By David Roher
Had an incredible time at the Sloan Sports Analytics Conference yesterday. I got to tell so many people how long I’d been reading their books and blogs, or how important they were to my becoming interested in the field. And it was true every time: Michael Lewis, Bill Simmons, Mark Cuban, Rob Neyer, Nate Silver, Jonah Keri, and more. Not to mention the other team executives and a real-life blog reader not related to an HSAC member! Nice to know we have at least one.
There were so many great ideas at the conference that I hardly know where to begin. So I’ll start with the first panel of the day. In a discussion about team ownership, Game Plan LLC President Randy Vataha emphasized an obvious but often-ignored point: no matter how much effort goes into the product on the field, the number of wins and losses on a league level will always be equal.
For a smart owner trying to increase the value of his/her property, Vataha’s message is invaluable. But I couldn’t help but think about a special group of people who, on average, see their teams win more games then they lose. They aren’t from Lake Wobegon, they don’t have good luck, and they aren’t all fans of large-market teams (although that’s another point worth looking at). They’re season-ticket holders.
The effect of home-field advantage is different in each sport and league. In Major League Baseball, home teams win around 54% of the time. The NBA is the highest of the four major sports at 60%, and the NFL and NHL are somewhere in the middle.
The competitive advantage is well established, but it’s harder to determine the effect on business. I haven’t analyzed the data that would hold the truth, but I have to imagine that a team that wins more games at home (relative to its overall record) is going to be more profitable, especially for teams and leagues that rely most heavily on ticket sales (as opposed to TV deals) for revenue.
However, this effect is in danger. Over the last few decades, even as teams and leagues have become much more intelligent, home field advantage has declined. We can attribute that to a variety of factors, including cushier conditions for traveling teams. Are franchises and leagues losing out on a revenue source?
Granted, it can be difficult to skew games towards the home team without damaging the integrity of the sport. All but one major sport have equal dimensions across all their fields. But there are legitimate ways to go about it. At last year’s conference, Jeff Van Gundy said that if he were designing the NBA schedule, he would make teams play many more back-to-back games on the road. The players’ union might not be wild about that proposal, but the league could still make a more home-friendly schedule without turning many heads. The NHL could do this too. And while the NFL can’t, it’s also the league that relies the least on ticket sales.
If there’s one league that could take a strong initiative, it’s MLB. Don’t be fooled by the raw numbers – because the outcome of a single baseball game is a lot more random than those in other sports, 54% might be a higher figure than the NBA’s 60%, relatively speaking.
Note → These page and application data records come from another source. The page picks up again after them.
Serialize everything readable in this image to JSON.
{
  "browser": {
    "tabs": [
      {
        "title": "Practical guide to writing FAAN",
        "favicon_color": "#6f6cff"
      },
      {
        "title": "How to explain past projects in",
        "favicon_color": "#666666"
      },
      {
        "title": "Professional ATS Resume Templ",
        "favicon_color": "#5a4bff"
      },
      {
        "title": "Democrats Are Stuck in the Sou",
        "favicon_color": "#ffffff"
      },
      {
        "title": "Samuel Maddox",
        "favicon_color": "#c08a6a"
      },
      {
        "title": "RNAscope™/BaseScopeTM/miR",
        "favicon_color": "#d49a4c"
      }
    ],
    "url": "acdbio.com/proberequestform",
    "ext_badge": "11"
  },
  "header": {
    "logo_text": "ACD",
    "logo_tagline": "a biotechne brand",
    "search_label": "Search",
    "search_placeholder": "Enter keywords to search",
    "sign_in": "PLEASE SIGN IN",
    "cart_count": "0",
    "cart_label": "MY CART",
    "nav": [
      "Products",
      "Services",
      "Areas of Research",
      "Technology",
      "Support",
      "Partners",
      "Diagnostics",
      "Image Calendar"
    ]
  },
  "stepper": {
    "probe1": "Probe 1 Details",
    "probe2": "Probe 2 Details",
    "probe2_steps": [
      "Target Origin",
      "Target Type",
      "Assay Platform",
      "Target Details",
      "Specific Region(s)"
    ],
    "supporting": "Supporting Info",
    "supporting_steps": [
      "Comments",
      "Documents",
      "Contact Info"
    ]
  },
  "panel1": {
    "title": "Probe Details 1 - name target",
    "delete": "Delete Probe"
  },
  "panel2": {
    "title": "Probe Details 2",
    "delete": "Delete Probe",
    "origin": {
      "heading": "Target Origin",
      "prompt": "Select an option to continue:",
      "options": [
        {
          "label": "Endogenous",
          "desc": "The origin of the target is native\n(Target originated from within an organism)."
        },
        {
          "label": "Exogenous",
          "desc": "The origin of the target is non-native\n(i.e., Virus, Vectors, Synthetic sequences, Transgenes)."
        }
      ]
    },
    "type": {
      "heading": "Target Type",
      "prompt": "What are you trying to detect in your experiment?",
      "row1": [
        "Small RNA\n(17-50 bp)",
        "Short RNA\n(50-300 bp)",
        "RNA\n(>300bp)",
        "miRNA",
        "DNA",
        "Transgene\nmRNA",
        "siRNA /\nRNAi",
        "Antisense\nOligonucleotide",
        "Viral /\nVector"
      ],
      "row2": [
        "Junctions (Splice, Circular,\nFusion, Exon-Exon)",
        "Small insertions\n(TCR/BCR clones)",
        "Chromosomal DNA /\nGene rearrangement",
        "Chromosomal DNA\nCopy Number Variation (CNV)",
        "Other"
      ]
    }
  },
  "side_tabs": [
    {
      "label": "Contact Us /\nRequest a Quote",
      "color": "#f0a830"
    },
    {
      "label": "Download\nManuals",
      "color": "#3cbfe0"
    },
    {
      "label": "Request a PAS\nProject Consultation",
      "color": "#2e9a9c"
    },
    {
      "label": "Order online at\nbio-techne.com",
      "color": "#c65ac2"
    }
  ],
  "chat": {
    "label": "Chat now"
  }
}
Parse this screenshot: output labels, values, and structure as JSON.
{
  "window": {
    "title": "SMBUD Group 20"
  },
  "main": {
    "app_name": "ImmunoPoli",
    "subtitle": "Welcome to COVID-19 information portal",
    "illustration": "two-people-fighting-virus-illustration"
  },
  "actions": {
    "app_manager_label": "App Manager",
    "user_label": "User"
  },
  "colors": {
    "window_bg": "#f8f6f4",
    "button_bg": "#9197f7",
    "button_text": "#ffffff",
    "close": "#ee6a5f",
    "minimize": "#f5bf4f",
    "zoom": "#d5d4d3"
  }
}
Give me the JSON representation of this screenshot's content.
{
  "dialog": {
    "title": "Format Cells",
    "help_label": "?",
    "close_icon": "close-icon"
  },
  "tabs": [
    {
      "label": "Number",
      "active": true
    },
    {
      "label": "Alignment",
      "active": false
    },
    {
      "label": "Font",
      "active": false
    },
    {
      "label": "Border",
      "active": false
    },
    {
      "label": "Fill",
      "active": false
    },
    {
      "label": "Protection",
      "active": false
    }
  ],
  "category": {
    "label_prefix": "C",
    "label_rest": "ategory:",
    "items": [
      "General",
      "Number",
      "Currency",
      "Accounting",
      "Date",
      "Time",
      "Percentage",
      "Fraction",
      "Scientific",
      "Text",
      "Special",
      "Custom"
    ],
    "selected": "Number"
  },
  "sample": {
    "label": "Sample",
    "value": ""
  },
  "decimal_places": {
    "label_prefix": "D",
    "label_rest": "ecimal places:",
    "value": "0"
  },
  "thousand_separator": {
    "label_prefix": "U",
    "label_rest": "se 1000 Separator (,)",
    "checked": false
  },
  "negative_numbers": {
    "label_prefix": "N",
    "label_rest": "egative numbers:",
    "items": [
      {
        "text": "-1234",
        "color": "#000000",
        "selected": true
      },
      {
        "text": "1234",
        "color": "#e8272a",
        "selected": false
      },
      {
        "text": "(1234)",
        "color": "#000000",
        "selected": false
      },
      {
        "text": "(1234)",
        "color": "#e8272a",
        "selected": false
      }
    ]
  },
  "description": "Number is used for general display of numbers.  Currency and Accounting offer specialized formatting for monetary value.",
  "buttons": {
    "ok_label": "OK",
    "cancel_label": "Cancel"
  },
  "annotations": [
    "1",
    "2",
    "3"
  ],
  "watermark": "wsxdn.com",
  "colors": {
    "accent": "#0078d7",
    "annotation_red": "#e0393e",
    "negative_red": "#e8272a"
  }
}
Teams have been building their teams around their parks (and vice versa) for a long time, and baseball is the only sport whose structure provides an inherent home advantage, thanks to the privilege of batting last. But owners and GMs might want to take another step: if they have an opportunity (in an acquisition or stadium alteration) to sacrifice one road win for one home win, they should do so.
The commissioner’s office should love this – after all, if another win at home means another loss on the road, then that loss on the road equals a home win for another team. Drastic splits like the Red Sox and Rays had in 2009 are ideal: their home fans got what they wanted, and when the teams were on the road, the opposing crowd got the satisfaction of watching a great team lose (more often than not). It’s anything but a zero-sum game.
I’d be surprised if most of the league offices did not already have something like this in mind. If they don’t, however, they might want to start thinking about it. Why pass up the opportunity to make your average team a winning one?
It’d be interesting if you took a look at Forbes data on Local Ticket Receipts over the past few years and ran a regression using home winning percentage controlling for overall record. I think that might help you figure out if being better at home actually gets you more money at the gate.
Jake, that would be an interesting regression to analyze. I’ve done some light research on home court fan attendance and winning percentage for the 2008 NBA season. I found the correlation to be lower then I expected.